При таком душевном состоянии, где ни картины, ни стихи, ни статуи уже не могут привлечь нашего внимания, музыка не теряет своей власти над нами, часто даже действует сильнее обыкновенного. Когда слушаешь музыку в минуту тоски, она точно разъедает наши душевные раны. Но одно искусство не может тогда так глубоко и болезненно врезываться нам в душу. И форма, и характер слышанного теряют свое значение, будь это бешеный вальс или задумчивое адажио, мы не в силах отделаться от него, мы чувствуем не красоту произведения, а только силу звуков, прямо и неотразимо действующих на наши нервы.

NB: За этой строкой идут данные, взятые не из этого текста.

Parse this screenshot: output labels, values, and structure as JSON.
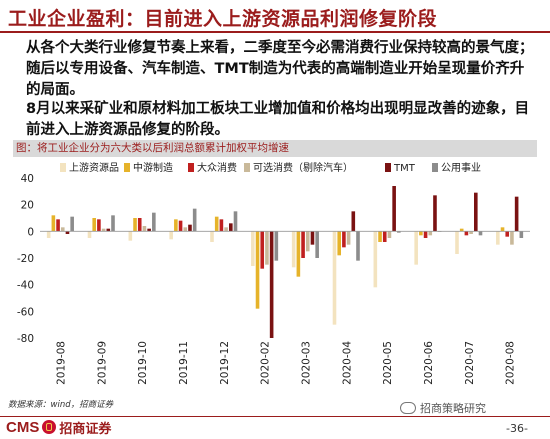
{
  "slide": {
    "title": "工业企业盈利：目前进入上游资源品利润修复阶段",
    "paragraph1": "从各个大类行业修复节奏上来看，二季度至今必需消费行业保持较高的景气度；随后以专用设备、汽车制造、TMT制造为代表的高端制造业开始呈现量价齐升的局面。",
    "paragraph2": "8月以来采矿业和原材料加工板块工业增加值和价格均出现明显改善的迹象，目前进入上游资源品修复的阶段。",
    "caption": "图：将工业企业分为六大类以后利润总额累计加权平均增速",
    "source": "数据来源：wind，招商证券",
    "logo_text": "CMS",
    "logo_cn": "招商证券",
    "watermark": "招商策略研究",
    "page_number": "-36-"
  },
  "chart_data": {
    "type": "bar",
    "categories": [
      "2019-08",
      "2019-09",
      "2019-10",
      "2019-11",
      "2019-12",
      "2020-02",
      "2020-03",
      "2020-04",
      "2020-05",
      "2020-06",
      "2020-07",
      "2020-08"
    ],
    "ylim": [
      -80,
      40
    ],
    "yticks": [
      -80,
      -60,
      -40,
      -20,
      0,
      20,
      40
    ],
    "legend_position": "top",
    "series": [
      {
        "name": "上游资源品",
        "color": "#f3e3bf",
        "values": [
          -5,
          -5,
          -7,
          -6,
          -8,
          -26,
          -27,
          -70,
          -42,
          -25,
          -17,
          -10
        ]
      },
      {
        "name": "中游制造",
        "color": "#e6b32a",
        "values": [
          12,
          10,
          10,
          9,
          11,
          -58,
          -34,
          -18,
          -8,
          -3,
          2,
          3
        ]
      },
      {
        "name": "大众消费",
        "color": "#c0201f",
        "values": [
          9,
          9,
          10,
          8,
          9,
          -28,
          -20,
          -12,
          -8,
          -5,
          -3,
          -4
        ]
      },
      {
        "name": "可选消费（剔除汽车）",
        "color": "#c9b99a",
        "values": [
          3,
          2,
          4,
          3,
          3,
          -25,
          -15,
          -10,
          -5,
          -3,
          -2,
          -10
        ]
      },
      {
        "name": "TMT",
        "color": "#7a1212",
        "values": [
          -2,
          2,
          2,
          5,
          6,
          -80,
          -10,
          15,
          34,
          27,
          29,
          26
        ]
      },
      {
        "name": "公用事业",
        "color": "#8c8c8c",
        "values": [
          11,
          12,
          14,
          17,
          15,
          -22,
          -20,
          -22,
          -1,
          0,
          -3,
          -5
        ]
      }
    ]
  }
}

Когда Гёте, в глубокой старости, еще раз поддался увлечению любви, в нем вдруг проснулась, неизвестная ему доселе, восприимчивости к музыке. Он пишет к Цельтеру, рисуя ему волшебные дни в Мариенбаде (1823): «Как сильно на меня стала действовать музыка! Пение дивной Мидьдер, великолепный голос Шимановской, даже публичные концерты здешнего егерского полка меня так и охватывают, так ласкают, смягчая внутреннее напряжение…. Я вполне убежден, что на твоих спевках я не в силах был бы выстоять и двух-трех тактов». Ясный ум Гёте не мог не понять, какую сильную роль тут играло ненормальное возбуждение нерв; он заканчивает письмо словами: «Ты, может быть, сумел бы меня вылечить от болезненной раздражительности, которой я, главным образом, приписываю все подобные явления».
Эти наблюдения нам ясно доказывают, что в действие музыки на чувства входят и посторонние, не эстетические, элементы. Чисто художественное наслаждение предполагает вполне здоровый организм, а не ищет подспорья в ненормальном состоянии нервной системы.
Так или иначе, более интенсивное действие музыки, сравнительно с другими искусствами, придает ей особое могущество. Но если мы поближе рассмотрим это могущество, мы убедимся, что тут различие по преимуществу качественное, основанное на некоторых физиологических особенностях. Чувственный элемент, нераздельный во всяком художественном наслаждении с элементом духовным, в музыке играет большую роль, чем в других искусствах. Музыка, по своему неосязаемому материалу самой духовное, по своему способу действия самое чувственное из всех искусств, являет нам таинственное объединение двух противоположностей и этим близко уподобляется нервам, этим таинственным проводникам, связующим душевную жизнь с телесной.